L’épiscopat a exprimé sa compassion envers les victimes des violences à Dar Tama dans le Guéra, ainsi qu’à l’égard des soldats tombés lors de l’attaque de Boko Haram contre la base de Barka Tolorom. Les évêques disent partager la douleur nationale et appellent à une mobilisation collective pour protéger les populations.

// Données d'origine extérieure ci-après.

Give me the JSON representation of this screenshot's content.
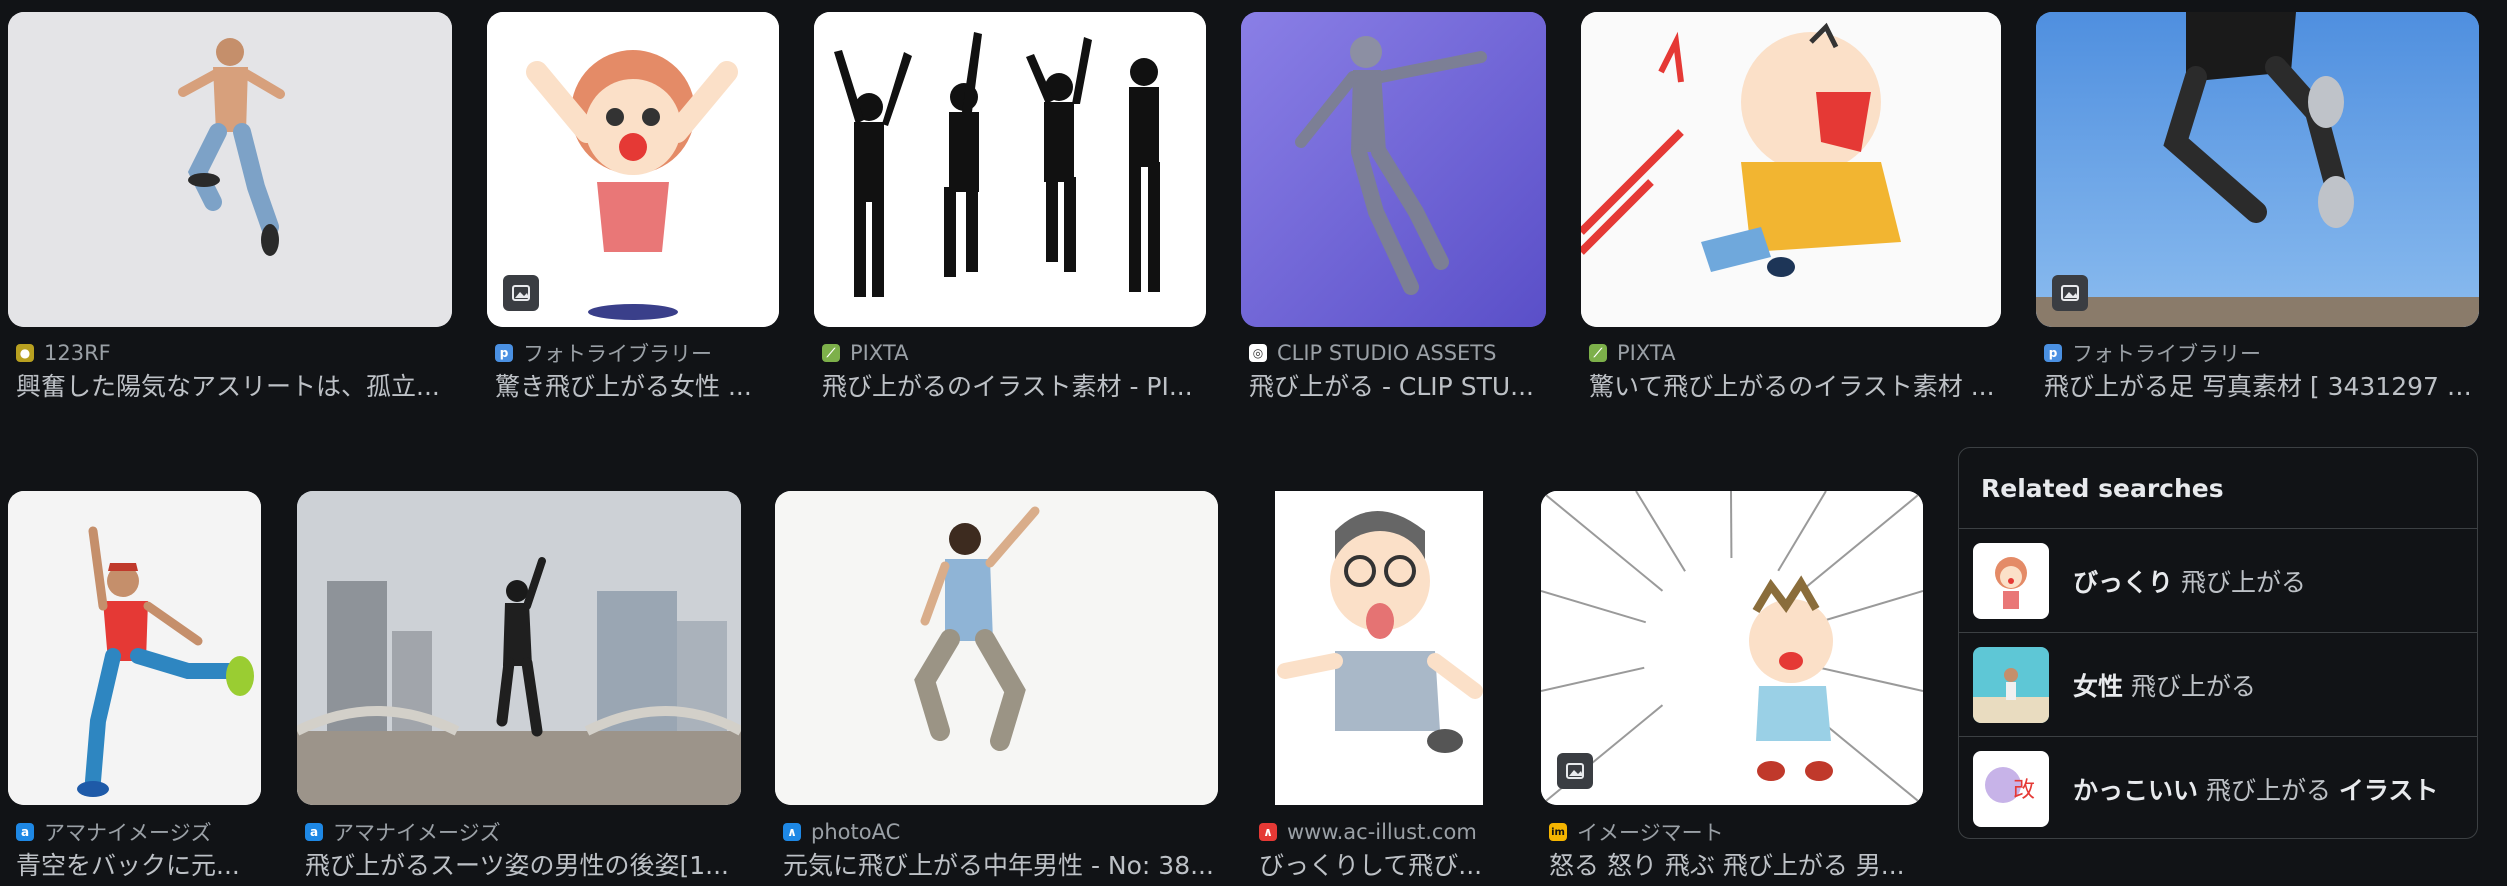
{
  "row1": [
    {
      "source": "123RF",
      "favicon_color": "#b8a020",
      "favicon_glyph": "●",
      "title": "興奮した陽気なアスリートは、孤立...",
      "has_badge": false
    },
    {
      "source": "フォトライブラリー",
      "favicon_color": "#4a90e2",
      "favicon_glyph": "p",
      "title": "驚き飛び上がる女性 ...",
      "has_badge": true
    },
    {
      "source": "PIXTA",
      "favicon_color": "#7db04a",
      "favicon_glyph": "⟋",
      "title": "飛び上がるのイラスト素材 - PI...",
      "has_badge": false
    },
    {
      "source": "CLIP STUDIO ASSETS",
      "favicon_color": "#ffffff",
      "favicon_glyph": "◎",
      "title": "飛び上がる - CLIP STU...",
      "has_badge": false
    },
    {
      "source": "PIXTA",
      "favicon_color": "#7db04a",
      "favicon_glyph": "⟋",
      "title": "驚いて飛び上がるのイラスト素材 ...",
      "has_badge": false
    },
    {
      "source": "フォトライブラリー",
      "favicon_color": "#4a90e2",
      "favicon_glyph": "p",
      "title": "飛び上がる足 写真素材 [ 3431297 ] ...",
      "has_badge": true
    }
  ],
  "row2": [
    {
      "source": "アマナイメージズ",
      "favicon_color": "#1e88e5",
      "favicon_glyph": "a",
      "title": "青空をバックに元...",
      "has_badge": false
    },
    {
      "source": "アマナイメージズ",
      "favicon_color": "#1e88e5",
      "favicon_glyph": "a",
      "title": "飛び上がるスーツ姿の男性の後姿[1...",
      "has_badge": false
    },
    {
      "source": "photoAC",
      "favicon_color": "#1e88e5",
      "favicon_glyph": "∧",
      "title": "元気に飛び上がる中年男性 - No: 38...",
      "has_badge": false
    },
    {
      "source": "www.ac-illust.com",
      "favicon_color": "#e53935",
      "favicon_glyph": "∧",
      "title": "びっくりして飛び...",
      "has_badge": false
    },
    {
      "source": "イメージマート",
      "favicon_color": "#f5b400",
      "favicon_glyph": "im",
      "title": "怒る 怒り 飛ぶ 飛び上がる 男...",
      "has_badge": true
    }
  ],
  "related": {
    "heading": "Related searches",
    "items": [
      {
        "bold": "びっくり",
        "rest": " 飛び上がる",
        "tail": ""
      },
      {
        "bold": "女性",
        "rest": " 飛び上がる",
        "tail": ""
      },
      {
        "bold": "かっこいい",
        "rest": " 飛び上がる ",
        "tail": "イラスト"
      }
    ]
  }
}
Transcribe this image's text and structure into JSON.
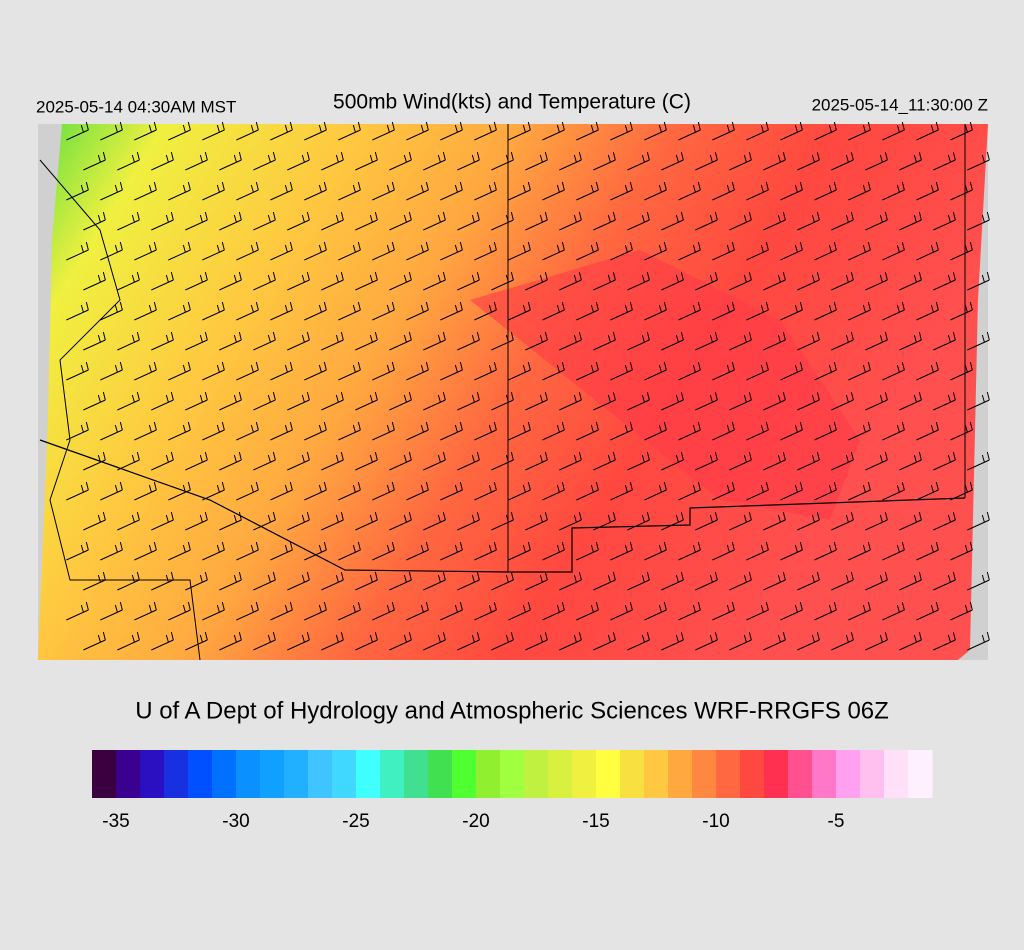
{
  "header": {
    "left": "2025-05-14 04:30AM MST",
    "title": "500mb Wind(kts) and Temperature (C)",
    "right": "2025-05-14_11:30:00 Z"
  },
  "footer": {
    "credit": "U of A Dept of Hydrology and Atmospheric Sciences WRF-RRGFS 06Z"
  },
  "colorbar": {
    "lim": [
      -36,
      -1
    ],
    "ticks": [
      -35,
      -30,
      -25,
      -20,
      -15,
      -10,
      -5
    ],
    "colors": [
      "#3a0040",
      "#3a0090",
      "#2a10c0",
      "#1830e0",
      "#0050ff",
      "#0070ff",
      "#0a90ff",
      "#10a0ff",
      "#20b0ff",
      "#40c4ff",
      "#40d8ff",
      "#40ffff",
      "#40f0c0",
      "#40e090",
      "#40e050",
      "#50ff30",
      "#90f030",
      "#a0ff40",
      "#c0f040",
      "#d8f040",
      "#f0f040",
      "#ffff40",
      "#f8e040",
      "#ffc840",
      "#ffa840",
      "#ff8840",
      "#ff6840",
      "#ff4840",
      "#ff3050",
      "#ff5090",
      "#ff78c8",
      "#ffa0f0",
      "#ffc0f0",
      "#ffe0f8",
      "#fff0ff"
    ]
  }
}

Au-delà du volet sécuritaire, les évêques dénoncent une “dégradation brutale” de la situation démocratique. Ils pointent du doigt les arrestations d’opposants et de voix critiques, perçues comme une menace pour la cohésion sociale et le vivre-ensemble. Pour eux, la diversité du pays doit être une force et non un facteur de division.
Face à cette crise multidimensionnelle, l’Église catholique exhorte les autorités à faire preuve de retenue, à restaurer la confiance et à privilégier le dialogue. Les évêques insistent sur la nécessité de respecter le pluralisme politique afin d’éviter que le pays ne s’enfonce davantage dans l’instabilité.
La déclaration de la Conférence des Évêques du Tchad constitue un signal d’alarme. Elle met en lumière l’urgence de répondre simultanément aux défis sécuritaires et politiques, en plaçant la vie humaine, la justice et le dialogue au cœur de la gouvernance.